Service quality

Service quality

Sunday, 12 July 2015

Why Good Service Might Not Result in a Great Experience

Customer experience:
  • Customers expect to receive what I promised without unpleasant surprises, which is harder to deliver than most companies believe
  • Most customer dissatisfaction is not caused by employees but by international company actions and by customers who fail to read instructions, manuals, and contracts but who still blame you for the problem
  • No news is not necessarily good news; receiving few complaints does not mean you are delivering a great customer experience. You hear from only a small percentage of unhappy customer, which results in both complacency and the inability to recover via great service
  • Good service does not mean a great experience.

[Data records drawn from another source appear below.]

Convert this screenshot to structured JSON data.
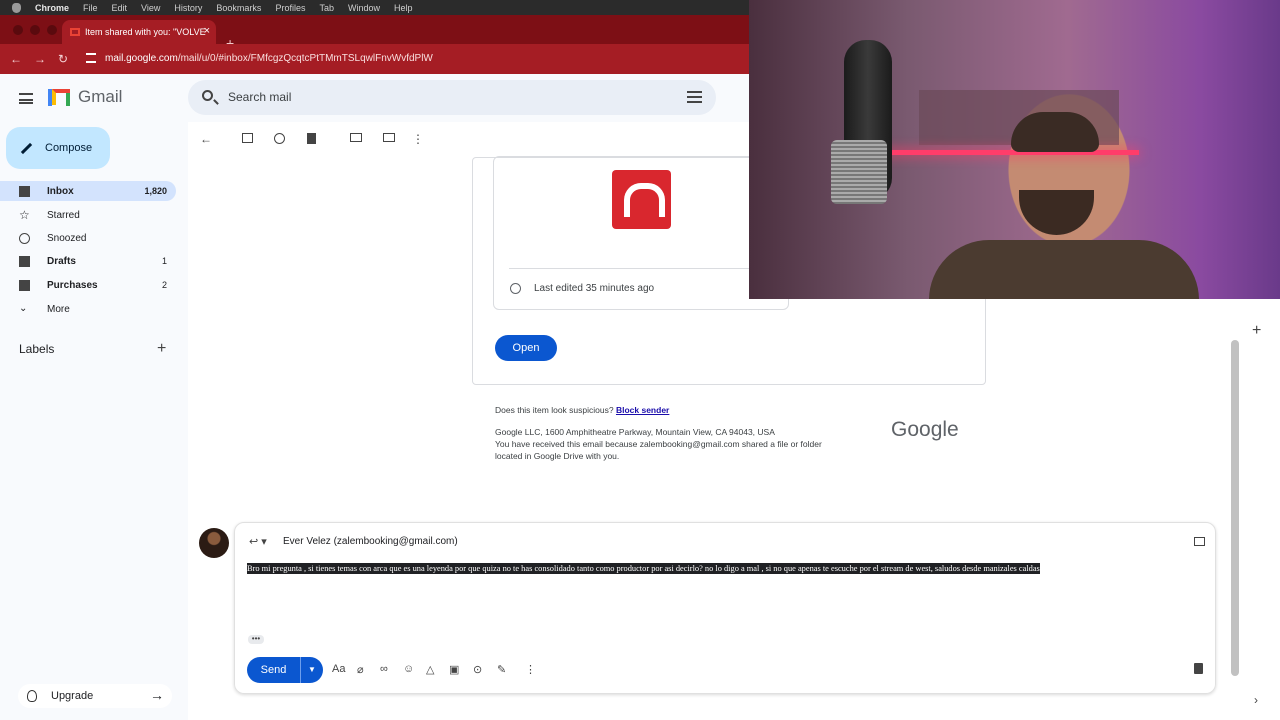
{
  "menubar": {
    "app": "Chrome",
    "items": [
      "File",
      "Edit",
      "View",
      "History",
      "Bookmarks",
      "Profiles",
      "Tab",
      "Window",
      "Help"
    ]
  },
  "browser": {
    "tab_title": "Item shared with you: \"VOLVE",
    "new_tab": "+",
    "url_domain": "mail.google.com",
    "url_path": "/mail/u/0/#inbox/FMfcgzQcqtcPtTMmTSLqwlFnvWvfdPlW"
  },
  "header": {
    "product": "Gmail",
    "search_placeholder": "Search mail"
  },
  "sidebar": {
    "compose": "Compose",
    "items": [
      {
        "label": "Inbox",
        "count": "1,820"
      },
      {
        "label": "Starred",
        "count": ""
      },
      {
        "label": "Snoozed",
        "count": ""
      },
      {
        "label": "Drafts",
        "count": "1"
      },
      {
        "label": "Purchases",
        "count": "2"
      },
      {
        "label": "More",
        "count": ""
      }
    ],
    "labels_heading": "Labels",
    "upgrade": "Upgrade"
  },
  "email": {
    "last_edited": "Last edited 35 minutes ago",
    "open_button": "Open",
    "suspicious": "Does this item look suspicious?",
    "block_sender": "Block sender",
    "address": "Google LLC, 1600 Amphitheatre Parkway, Mountain View, CA 94043, USA",
    "reason_line1": "You have received this email because zalembooking@gmail.com shared a file or folder",
    "reason_line2": "located in Google Drive with you.",
    "google_logo": "Google"
  },
  "reply": {
    "recipient": "Ever Velez (zalembooking@gmail.com)",
    "body": "Bro mi pregunta , si tienes temas con arca que es una leyenda por que quiza no te has consolidado tanto como productor por asi decirlo? no lo digo a mal , si no que apenas te escuche por el stream de west, saludos desde manizales caldas",
    "send": "Send",
    "format_label": "Aa"
  },
  "colors": {
    "chrome_bar": "#a51d24",
    "compose_bg": "#c2e7ff",
    "active_item": "#d3e3fd",
    "primary_button": "#0b57d0"
  }
}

The damage is often done by unpleasant surprises, and the revenue is often unrecoverable by the time service even gets involved
  • Your current customer experience is leaving huge amounts of money on the table, which can be quantified to motivate your management to invest in an improved customer experience
  • Technology, properly managed, can almost always make the experience effortless and memorable for customer and can be inexpensive for the company 
Components of a consistently great customer service delivery mechanism:
  • DIRFT (Doing It Right the First Time) sets basic expectations for customer honestly and deliver the product or service as promised.
  • Service access strategy breaks down the barriers to asking for service, keeps all possible communication channels available whenever customer need them, and makes them all easy to use.
  • Service delivery makes an emotional connection with customers, prevents problems, and educates and gleans information while responding to the basic request for assistance.
  • Listening and learning uses a voice of customer process to measure the end-to-end customer experience and presents it as an unified picture that provokes action.
  • Technology can enhance the performance of your people and processes in each of the customer experience components via anticipation, proactive communication, and tailoring the experience to each individual customer.
  • You cannot manage what you do not measure and few companies measure all customer experience components effectively.